Siyasal süreçte aktörler (devlet-toplumsal kesimler) arası güven, bu vizyonun geleceği demektir. Bu güvenin eksik olduğu durumlarda aktörler kendilerini güvenceye almak doğrultusunda demokrasi dışı yollara sapabilirler. Türkiye’de yakın tarihte -özellikle 1990’larda- var olan ve demokrasinin özüne büyük zararlar vermiş; bu yönüyle çoğulcu demokrasiyi istikrar lehine ikinci plana atarak çoğulculuktan duyulan kuşkunun perçinlendiği dönemler, Türkiye için önemli ve yeterli dersler sunuyor. Zamanın ruhu ve geleceğin ufku da zaten buna işaret ediyor. Bu yönüyle Türkiye’nin yeni vizyonundaki toplumsal tahayyül biçimlenirken, çok kültürlülük ve çoğulcu demokrasi bağlamında siyasal ve toplumsal temsiliyet ve mobilizasyonun hakim kılınması önemli olacaktır.

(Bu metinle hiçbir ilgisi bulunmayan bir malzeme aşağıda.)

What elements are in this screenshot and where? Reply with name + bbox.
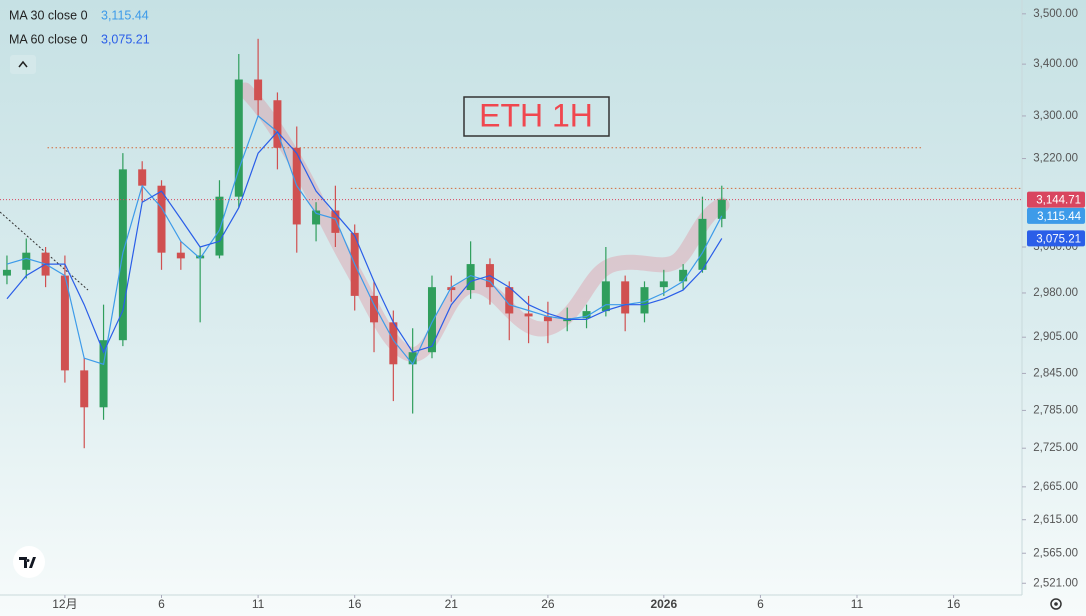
settings-icon-dot bbox=[1054, 602, 1058, 606]
legend-name: MA 30 close 0 bbox=[9, 8, 88, 22]
candle-body bbox=[99, 340, 108, 408]
trend-line bbox=[0, 211, 89, 291]
y-tick-label: 2,845.00 bbox=[1033, 367, 1078, 379]
candle-body bbox=[408, 352, 417, 365]
candle-body bbox=[543, 316, 552, 322]
price-badge-label: 3,144.71 bbox=[1036, 195, 1081, 207]
price-badge bbox=[1027, 207, 1085, 224]
candle-body bbox=[312, 210, 321, 225]
candle-body bbox=[80, 370, 89, 408]
candle-body bbox=[389, 322, 398, 365]
candle-body bbox=[138, 169, 147, 186]
price-badge bbox=[1027, 230, 1085, 247]
x-tick-label: 6 bbox=[158, 597, 165, 611]
y-tick-label: 2,615.00 bbox=[1033, 514, 1078, 526]
candle-body bbox=[2, 269, 11, 276]
legend-value: 3,075.21 bbox=[101, 32, 150, 46]
y-tick-label: 3,400.00 bbox=[1033, 58, 1078, 70]
ma-line bbox=[6, 114, 723, 366]
candle-body bbox=[157, 185, 166, 253]
candle-body bbox=[427, 287, 436, 353]
y-tick-label: 2,725.00 bbox=[1033, 442, 1078, 454]
candle-body bbox=[273, 100, 282, 148]
candle-body bbox=[679, 269, 688, 282]
candle-body bbox=[524, 313, 533, 317]
legend-name: MA 60 close 0 bbox=[9, 32, 88, 46]
annotation-box bbox=[463, 96, 610, 137]
y-tick-label: 3,300.00 bbox=[1033, 110, 1078, 122]
candle-body bbox=[659, 281, 668, 288]
candle-body bbox=[621, 281, 630, 314]
y-tick-label: 2,565.00 bbox=[1033, 547, 1078, 559]
collapse-icon bbox=[18, 60, 28, 68]
candle-body bbox=[215, 196, 224, 256]
candle-body bbox=[505, 287, 514, 314]
candle-body bbox=[582, 311, 591, 319]
x-tick-label: 11 bbox=[252, 597, 265, 611]
ma-line bbox=[6, 130, 723, 354]
candle-body bbox=[176, 252, 185, 259]
y-tick-label: 2,785.00 bbox=[1033, 404, 1078, 416]
candle-body bbox=[717, 199, 726, 219]
x-tick-label: 6 bbox=[757, 597, 764, 611]
price-badge bbox=[1027, 191, 1085, 208]
candle-body bbox=[196, 255, 205, 259]
y-tick-label: 2,665.00 bbox=[1033, 481, 1078, 493]
logo-bg bbox=[13, 546, 45, 578]
candle-body bbox=[254, 79, 263, 101]
x-tick-label: 2026 bbox=[650, 597, 677, 611]
candle-body bbox=[447, 287, 456, 291]
x-tick-label: 16 bbox=[947, 597, 961, 611]
candle-body bbox=[370, 295, 379, 323]
logo bbox=[19, 557, 36, 568]
annotation: ETH 1H bbox=[479, 97, 593, 133]
y-tick-label: 2,521.00 bbox=[1033, 577, 1078, 589]
candle-body bbox=[466, 264, 475, 291]
price-badge-label: 3,075.21 bbox=[1036, 233, 1081, 245]
candle-body bbox=[601, 281, 610, 312]
candle-body bbox=[22, 252, 31, 270]
candle-body bbox=[698, 218, 707, 270]
y-tick-label: 2,905.00 bbox=[1033, 331, 1078, 343]
collapse-button[interactable] bbox=[10, 55, 36, 74]
candle-body bbox=[331, 210, 340, 233]
legend-value: 3,115.44 bbox=[101, 8, 149, 22]
y-tick-label: 3,220.00 bbox=[1033, 153, 1078, 165]
x-tick-label: 16 bbox=[348, 597, 362, 611]
candle-body bbox=[60, 275, 69, 371]
x-tick-label: 11 bbox=[851, 597, 864, 611]
settings-icon[interactable] bbox=[1050, 598, 1062, 610]
price-badge-label: 3,115.44 bbox=[1037, 211, 1082, 223]
candle-body bbox=[234, 79, 243, 197]
y-tick-label: 3,500.00 bbox=[1033, 8, 1078, 20]
x-tick-label: 26 bbox=[541, 597, 555, 611]
x-tick-label: 12月 bbox=[52, 597, 77, 611]
y-tick-label: 2,980.00 bbox=[1033, 287, 1078, 299]
candle-body bbox=[640, 287, 649, 314]
x-tick-label: 21 bbox=[445, 597, 459, 611]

Demokratik konsolidasyonun tesisinde bir diğer önemli faktör, devletin mikro düzenleyici rolünün yeniden -çok daha kararlı ve sağlam temellerden- ele alınması gereğidir. Yani kastımız, günlük mikro kural ve düzenleyici normların, esasen demokratik devletin meşruiyetine ve toplumsal iç konsolidasyonun tahkimine katkısının sanıldığından çok daha fazla ve büyük olduğudur. Günlük yaşam pratikleri ve insan ilişkilerinin düzenlenmesinde devletin, kural ve norm temelli zihniyet ve uygulamalara kararlı şekilde başvurması, hem toplumu oluşturan bireyler arasındaki güveni ve sosyal sermayeyi hem de dolaylı şekilde, bireylerin demokratik devlete güvenini pozitif etkiler. Bireyler arası güven ise hem sivil toplumun ve demokratik konsolidasyonun gelişimi hem de ekonomik kalkınma için çok önemli bir zemin meydana getirir. Devletin mikro düzenleyiciliğini aşındıran her uygulama ise yayılma etkisi göstererek sonunda makro alanlarda da devletin düzenleyici kapasitesini ve toplumun ona olan güvenini zayıflatmak suretiyle demokratik konsolidasyona ciddi zarar verir. Yeni toplumsal vizyon inşa edilirken, bu anlamda, kamusal yararın hakim ve merkezde olduğu, buna içkin tutarlılık, kararlılık ve norm/kural temelli bir toplumsal düzenin toplumun tüm kesimlerine ayrım yapılmaksızın uygulanacağına ilişkin inandırıcılığı ve güveni inşa ederek demokratik konsolidasyonun geliştirildiği bir perspektif üzerinden yürünmelidir.